I was a Biker. Yes, capital "B".
The panhead needed continual work to keep her going. Even starting the thing was a project- advance the spark by rotating the distributor, kick it, kick it again, & again, readjust, kick again, then fool w/the distributor to get it in the right place to run, & off you go. I knew that old bike top to bottom, front to back. Intimate with the wrench, I was.
I knew a guy at the time, an older dude (prolly around 35!), who actually lived in a garage he rented. Mattress on a crappy frame, fridge (mostly for beer), woodstove made out of an old barrel, bike parked in the middle of it all, with tools & the various contrivances cobbled up to ease the work of maintenance. THAT boy was a Biker.
Nowadays, a maroon in a suit, totin’ a briefcase, & holding a Visa card can walk into a Harley dealership & come out "bad to the bone"- custom looking bike, jeans & T-shirt, leathers, even fake tattoos if he’s a real dork.
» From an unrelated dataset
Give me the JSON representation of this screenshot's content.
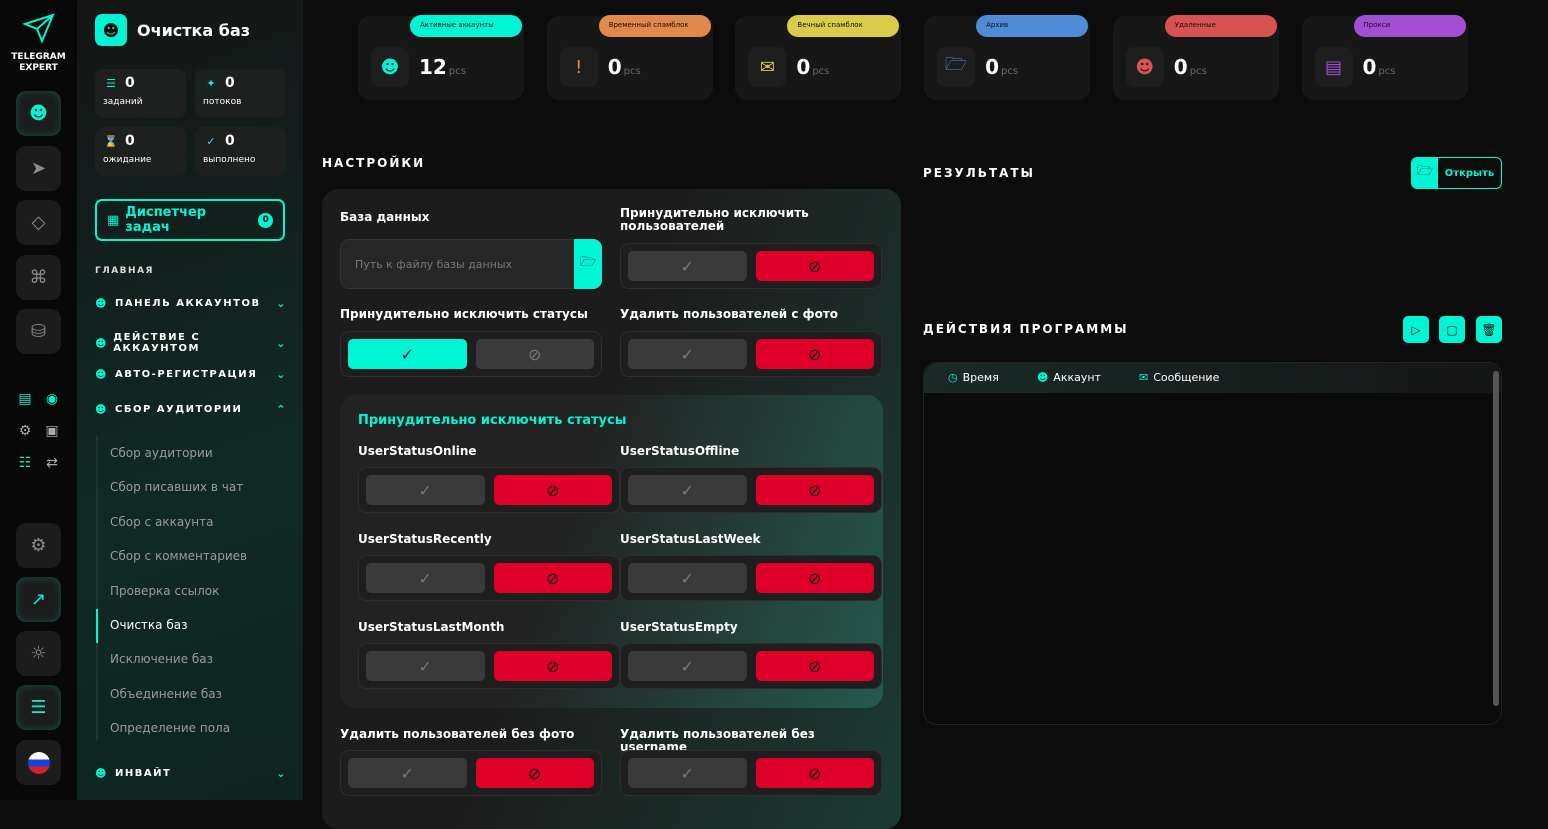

Don’t anyone tell me that guy is a biker; he may ride a motorcycle, but biker? Nope.
After the military, I had other bikes & still have a mildly customized Shovelhead- For Sale. I met my wife riding (she rode too), & took some great rides as late as the ‘90s to the Wall in Washington, Canada, Gettysburg, Maine, even NY f’n C.
Met some righteous people, & still have those moments. Still have my much-adorned, burnt, crashed, & worn sleeveless Levi & leather jackets, both of which go back 40 years.
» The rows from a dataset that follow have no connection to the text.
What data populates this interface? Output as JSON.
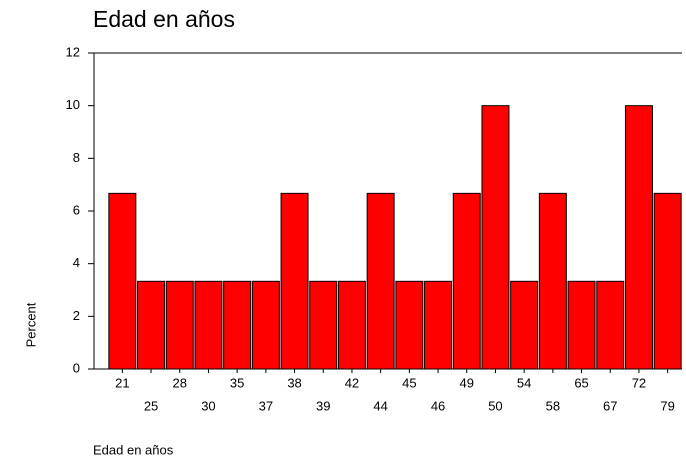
{
  "chart_data": {
    "type": "bar",
    "title": "Edad en años",
    "x_label": "Edad en años",
    "y_label": "Percent",
    "categories": [
      "21",
      "25",
      "28",
      "30",
      "35",
      "37",
      "38",
      "39",
      "42",
      "44",
      "45",
      "46",
      "49",
      "50",
      "54",
      "58",
      "65",
      "67",
      "72",
      "79"
    ],
    "values": [
      6.67,
      3.33,
      3.33,
      3.33,
      3.33,
      3.33,
      6.67,
      3.33,
      3.33,
      6.67,
      3.33,
      3.33,
      6.67,
      10,
      3.33,
      6.67,
      3.33,
      3.33,
      10,
      6.67
    ],
    "color": "#ff0000",
    "ylim": [
      0,
      12
    ],
    "yticks": [
      0,
      2,
      4,
      6,
      8,
      10,
      12
    ],
    "grid": false
  }
}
None of this is to denigrate today’s bikers. It’s just the way I came around to two wheels, & my continued fascination with them.
The point here is Biker was a way of life- I’m just not there anymore.
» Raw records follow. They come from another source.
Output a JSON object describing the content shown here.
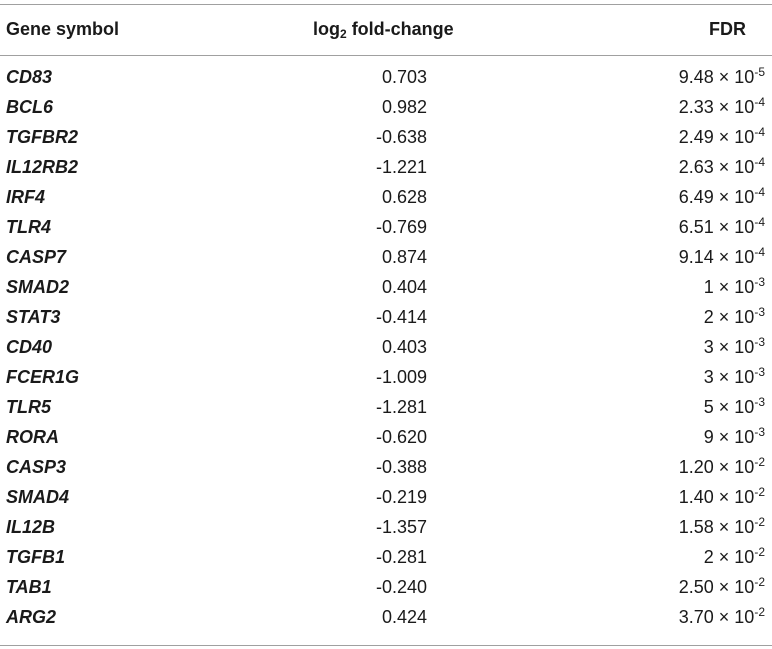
{
  "table": {
    "headers": {
      "gene": "Gene symbol",
      "fold_change_prefix": "log",
      "fold_change_sub": "2",
      "fold_change_suffix": " fold-change",
      "fdr": "FDR"
    },
    "rows": [
      {
        "gene": "CD83",
        "fold_change": "0.703",
        "fdr_mantissa": "9.48",
        "fdr_exponent": "-5"
      },
      {
        "gene": "BCL6",
        "fold_change": "0.982",
        "fdr_mantissa": "2.33",
        "fdr_exponent": "-4"
      },
      {
        "gene": "TGFBR2",
        "fold_change": "-0.638",
        "fdr_mantissa": "2.49",
        "fdr_exponent": "-4"
      },
      {
        "gene": "IL12RB2",
        "fold_change": "-1.221",
        "fdr_mantissa": "2.63",
        "fdr_exponent": "-4"
      },
      {
        "gene": "IRF4",
        "fold_change": "0.628",
        "fdr_mantissa": "6.49",
        "fdr_exponent": "-4"
      },
      {
        "gene": "TLR4",
        "fold_change": "-0.769",
        "fdr_mantissa": "6.51",
        "fdr_exponent": "-4"
      },
      {
        "gene": "CASP7",
        "fold_change": "0.874",
        "fdr_mantissa": "9.14",
        "fdr_exponent": "-4"
      },
      {
        "gene": "SMAD2",
        "fold_change": "0.404",
        "fdr_mantissa": "1",
        "fdr_exponent": "-3"
      },
      {
        "gene": "STAT3",
        "fold_change": "-0.414",
        "fdr_mantissa": "2",
        "fdr_exponent": "-3"
      },
      {
        "gene": "CD40",
        "fold_change": "0.403",
        "fdr_mantissa": "3",
        "fdr_exponent": "-3"
      },
      {
        "gene": "FCER1G",
        "fold_change": "-1.009",
        "fdr_mantissa": "3",
        "fdr_exponent": "-3"
      },
      {
        "gene": "TLR5",
        "fold_change": "-1.281",
        "fdr_mantissa": "5",
        "fdr_exponent": "-3"
      },
      {
        "gene": "RORA",
        "fold_change": "-0.620",
        "fdr_mantissa": "9",
        "fdr_exponent": "-3"
      },
      {
        "gene": "CASP3",
        "fold_change": "-0.388",
        "fdr_mantissa": "1.20",
        "fdr_exponent": "-2"
      },
      {
        "gene": "SMAD4",
        "fold_change": "-0.219",
        "fdr_mantissa": "1.40",
        "fdr_exponent": "-2"
      },
      {
        "gene": "IL12B",
        "fold_change": "-1.357",
        "fdr_mantissa": "1.58",
        "fdr_exponent": "-2"
      },
      {
        "gene": "TGFB1",
        "fold_change": "-0.281",
        "fdr_mantissa": "2",
        "fdr_exponent": "-2"
      },
      {
        "gene": "TAB1",
        "fold_change": "-0.240",
        "fdr_mantissa": "2.50",
        "fdr_exponent": "-2"
      },
      {
        "gene": "ARG2",
        "fold_change": "0.424",
        "fdr_mantissa": "3.70",
        "fdr_exponent": "-2"
      }
    ],
    "fdr_times": " × 10"
  }
}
Life happens, priorities change, & the way we choose to spend our time evolves. That’s what life is all about, isn’t it? Having the OPPORTUNITY for change?
Now, living in the woods for the last 14 years, has created a whole new set of freedoms for things I like to do, & even more things that HAVE to get done. (Not to mention the mile of dirt road before I get to tar). My choosing, I guess, but I find I LIKE felling trees & processing into firewood, shootin’ in the side yard, hunting, running a garden, & generally enjoying the solitude & gratification provided by my environment.
So, Sailor Curt, while it’s got nothing to do with "getting old", I have officially changed my profile to read "former biker", cuz you either is or you ain’t.
I guess I still is, at heart. And it says so on my arm.
And don’t worry, my friend, working at this pace I CAN’T get old!
‘Sides, I drank WAY too much when riding with all those crazy dudes.